The secretary finally looked up at him. “I thought the Cure camps kept you folks for a month.”
“We weren’t at a– what did you call them? A camp.”
“How did you get the Cure?”
“We were chasing a man and a woman across a field toward a farm house. One of us, another man, bit the woman and was shot and I think he died. The man and the woman made it to the farmhouse and then the man went up to the second floor and shot us with darts. The next thing I remember I woke up in the farmhouse with the others and there was a letter left for us, telling us to come here. Melissa has the letter I think, if you need it.”
The secretary squinted at him and then clacked away at the typewriter, shaking his head. He looked up again. “How did you survive for so long? We haven’t found an Infected in almost a year. Most of the Cured who come in now are runaways from the camps that couldn’t make a go of it out there.” He jerked his head toward the Barrier.
Henry shifted uncomfortably. “Is this part of the report?” he asked.
“No, why?”
“It’s a long story.”
The secretary shrugged. “Suit yourself. What occupations have you held?”
“I was a debt collector with a credit card company. Office work.”
“Anything else?”
“In high school I washed dishes for the local diner.”
“Did you have any hobbies? Fishing, gardening, hunting, that sort of thing?”
“You m
ean stuff that would help with survival.”

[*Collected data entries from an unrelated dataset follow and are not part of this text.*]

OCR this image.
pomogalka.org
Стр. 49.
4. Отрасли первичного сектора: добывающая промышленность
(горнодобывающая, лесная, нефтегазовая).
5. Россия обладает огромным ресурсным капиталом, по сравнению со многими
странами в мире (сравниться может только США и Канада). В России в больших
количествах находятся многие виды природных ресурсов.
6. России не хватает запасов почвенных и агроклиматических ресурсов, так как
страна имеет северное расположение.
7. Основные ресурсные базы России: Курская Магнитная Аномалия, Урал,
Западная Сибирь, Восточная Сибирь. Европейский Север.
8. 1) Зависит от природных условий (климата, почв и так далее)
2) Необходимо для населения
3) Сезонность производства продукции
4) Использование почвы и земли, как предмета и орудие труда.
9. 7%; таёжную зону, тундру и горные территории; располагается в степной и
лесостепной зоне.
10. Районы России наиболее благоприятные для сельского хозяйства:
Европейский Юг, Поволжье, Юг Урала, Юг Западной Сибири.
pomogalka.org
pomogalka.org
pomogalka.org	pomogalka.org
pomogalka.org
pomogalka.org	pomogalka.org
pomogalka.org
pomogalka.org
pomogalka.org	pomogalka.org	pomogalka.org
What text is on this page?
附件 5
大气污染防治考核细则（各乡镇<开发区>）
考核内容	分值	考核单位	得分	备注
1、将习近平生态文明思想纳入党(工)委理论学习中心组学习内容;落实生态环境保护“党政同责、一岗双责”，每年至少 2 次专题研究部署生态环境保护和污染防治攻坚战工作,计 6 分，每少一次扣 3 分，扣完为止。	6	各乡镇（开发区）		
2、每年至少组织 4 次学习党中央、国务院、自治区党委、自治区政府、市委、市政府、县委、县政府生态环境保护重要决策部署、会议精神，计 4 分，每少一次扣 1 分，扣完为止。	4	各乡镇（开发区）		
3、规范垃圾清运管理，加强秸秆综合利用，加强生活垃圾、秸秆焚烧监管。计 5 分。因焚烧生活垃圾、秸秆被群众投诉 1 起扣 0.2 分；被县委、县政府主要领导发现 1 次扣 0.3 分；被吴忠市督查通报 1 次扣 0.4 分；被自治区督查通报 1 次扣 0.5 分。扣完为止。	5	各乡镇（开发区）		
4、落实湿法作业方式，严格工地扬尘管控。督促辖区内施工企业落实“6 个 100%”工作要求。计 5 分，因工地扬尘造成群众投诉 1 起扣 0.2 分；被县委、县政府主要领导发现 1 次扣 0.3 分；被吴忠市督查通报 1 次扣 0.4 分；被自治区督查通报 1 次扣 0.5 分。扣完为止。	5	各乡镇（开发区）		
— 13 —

“Yes, we’re looking for skills, no matter how old. Could even be cub scouts if you remember it.”
Henry shook his head. “Sorry, I was a pretty modernized person. Movies, video games, trips to an air conditioned gym, that’s about it.”
“You ever shoot a gun?”
“Nope. Not even sure I’d know how.”
“Do any first aid?”
“Nothing beyond very, very basic stuff. I took a course for work, but it’s probably nothing more than the average adult would pick up from normal life anyway.”
The secretary looked grim. Henry felt like he was failing some sort of test. He started to sweat through the thin clothes he’d been given. “Look, I’m sure there’s some kind of clerical work I can do to contribute. And I’m willing to learn a new trade. Maybe if I knew what you need–”
The secretary waved him off. “Never mind. I’ll put you in the All-Work pool. Someone will find something for you to do. You can talk to your supervisor about apprenticing if you find something you’d rather do. But you have to work. In here, if you don’t work, you don’t eat, that’s just how it is.” Henry started to interrupt but the secretary spoke over him, “I’m not saying you won’t. I’m sure you will be a hard worker and always were, but I have to give the same speech to everyone.” He scribbled something on a gray piece of paper and slid it into a folder with Henry’s name at the top. “Here is your assignment. Take this folder down the hall to housing. Don’t lose your folder. It’s hard to find replacements.”
“I need to talk to someone in charge.”
The secretary barked a short laugh. “About your assignment? No one is going to see you about that. Besides, I told you that you could apprentice if you wanted–”
“Not about that. I need to see someone in charge about the people we were with all this time.”
“Oh. Well, the Military Governor sees citizens every afternoon between one and three when he can. But he’s pretty busy managing security for the trial, so I don’t know if he’ll see you. Housing will have a map of the City. They can show you where to go.”
“Okay,” said Henry standing. “Thanks,” he said, because it was something to say, though he wasn’t sure he meant it. He opened the heavy metal door and slid out into the hallway. The secretary didn’t bother to say anything, just clacked away on the typewriter as Henry left. Pam was waiting to go into the office after him.